Лето показывало характер и даже черты некоторой зрелости. Это было неожиданно для раннего июня. Но с тем, чтобы помыться, не было проблем. Ведь мама жила в пяти минутах ходьбы. Я выдержал еще дня два, так как частые визиты в родительский дом жена считала моими маленькими изменами, и все-таки пошел.

— Ты вовремя, — сказала мама, — хотела в магазин выйти. Вот тебе майка и трусы, и обязательно дождись меня. Вид у нее был несколько встревоженный, но природу этой тревоги я понял только потом. — Хочу кабачков нажарить и утку потушить, — сказала мама, — дождешься?

— Еще бы. Только скорей возвращайся. Я уже предчувствую утку.

Если кто помнит это молодое счастье просто стоять под душем и поливать, поливать себя водой, тот должен меня понять. Я намыливался и обмывался, и снова намыливался, и пел, пел, пел. Вдруг стук в дверь и голос брата, от которого я вздрогнул, так как представлял его за много тысяч километров отсюда, в Сибири. Я прикрутил воду:

— Поешь? Помехи гонишь?

— Что ты имеешь в виду?

— Да все проще, чем ты думаешь, парень.

— Проще?

— Ну да. Берешься одной рукой за кран холодной воды, а другой — прикасаешься к стенке, но выше кафеля. Поскольку кафель — изолятор.

Я повторил за ним:

— …поскольку кафель — изолятор. И дальше?…

— Все, старик. Считай, у них все трансформаторы сгорели. Короткое замыкание! — и засмеялся каким-то невеселым, старческим смехом.

Обернувшись банным полотенцем, я вышел из ванной.

— Что ты так смотришь, как будто сумасшедшего увидел? — спросил брат. — Ты думаешь, если летом в зимней шапке, то того? Ну да, зимняя шапка. Мех-то синтетический, хорошо экранирует от считывания мыслей, — сказал брат и скрылся в своей светлой комнате, плотно прикрыв за собой дверь. И это было нелепо. Обычно все двери у нас нараспашку.

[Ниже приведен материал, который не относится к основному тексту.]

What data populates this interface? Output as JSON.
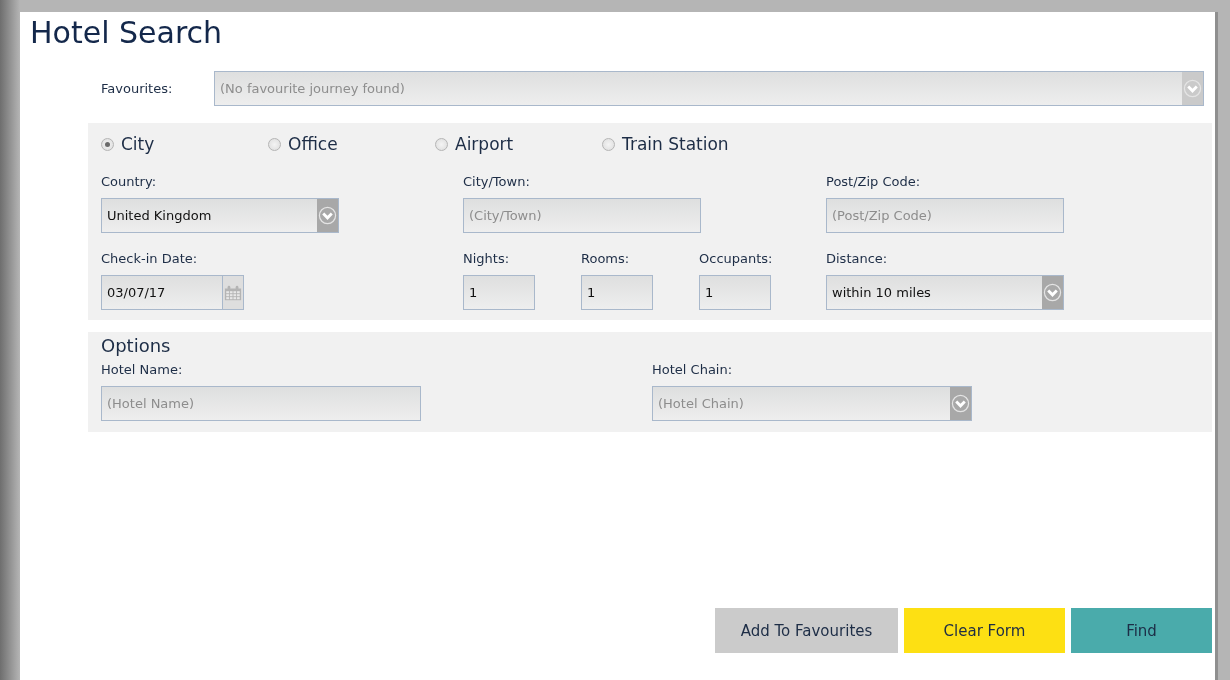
{
  "title": "Hotel Search",
  "favourites": {
    "label": "Favourites:",
    "kind": "select",
    "placeholder": "(No favourite journey found)"
  },
  "location_types": [
    {
      "label": "City",
      "selected": true
    },
    {
      "label": "Office",
      "selected": false
    },
    {
      "label": "Airport",
      "selected": false
    },
    {
      "label": "Train Station",
      "selected": false
    }
  ],
  "location_fields": [
    {
      "kind": "select",
      "label": "Country:",
      "value": "United Kingdom"
    },
    {
      "kind": "text",
      "label": "City/Town:",
      "placeholder": "(City/Town)"
    },
    {
      "kind": "text",
      "label": "Post/Zip Code:",
      "placeholder": "(Post/Zip Code)"
    }
  ],
  "booking_fields": [
    {
      "kind": "date",
      "label": "Check-in Date:",
      "value": "03/07/17"
    },
    {
      "kind": "number",
      "label": "Nights:",
      "value": "1"
    },
    {
      "kind": "number",
      "label": "Rooms:",
      "value": "1"
    },
    {
      "kind": "number",
      "label": "Occupants:",
      "value": "1"
    },
    {
      "kind": "select",
      "label": "Distance:",
      "value": "within 10 miles"
    }
  ],
  "options": {
    "title": "Options",
    "fields": [
      {
        "kind": "text",
        "label": "Hotel Name:",
        "placeholder": "(Hotel Name)"
      },
      {
        "kind": "select",
        "label": "Hotel Chain:",
        "placeholder": "(Hotel Chain)"
      }
    ]
  },
  "buttons": [
    {
      "label": "Add To Favourites",
      "kind": "secondary"
    },
    {
      "label": "Clear Form",
      "kind": "warning"
    },
    {
      "label": "Find",
      "kind": "primary"
    }
  ]
}
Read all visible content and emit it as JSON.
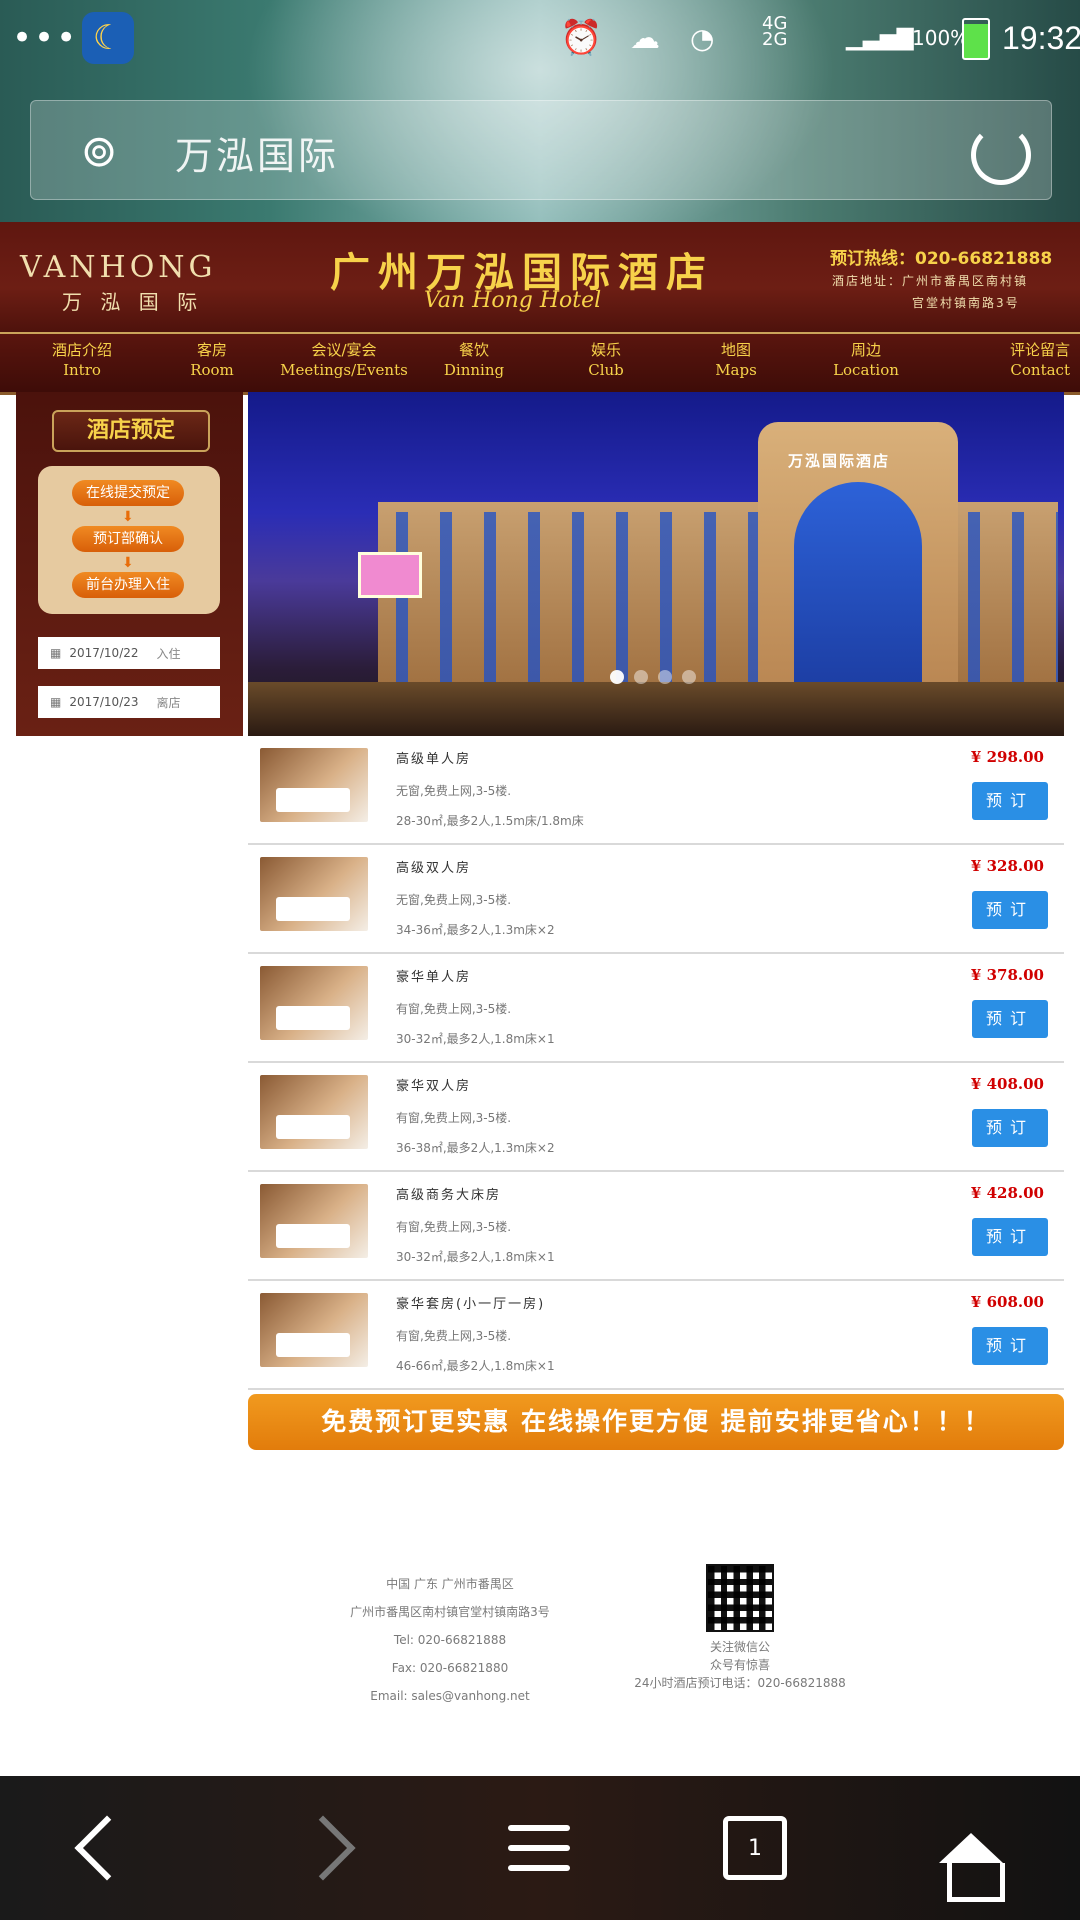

Вернулась мама. Какая-то растрепанная, с беломориной во рту. И это было нелепо. Сколько себя помню, мама свое курение скрывала. Я отвел ее в сторонку и немного порассказал о том, что услышал от брата.

— Вот еще, дворянские обмороки, — стандартно отреагировала мама. — Какие мы нежные.

Потом она достала из сумки чекушку и, не таясь, налила себе полстакана.

— Иди, сынок, к Наташе и сыну. Ты там нужен. А здесь не на что смотреть, здесь — горе.

— Но послушай, мам!

— Мам, мам. Что я вам, железная? Я еще представляю себе, как бороться с угрозой туберкулеза… А с этим, не знаю… Часа через два зайди за уткой.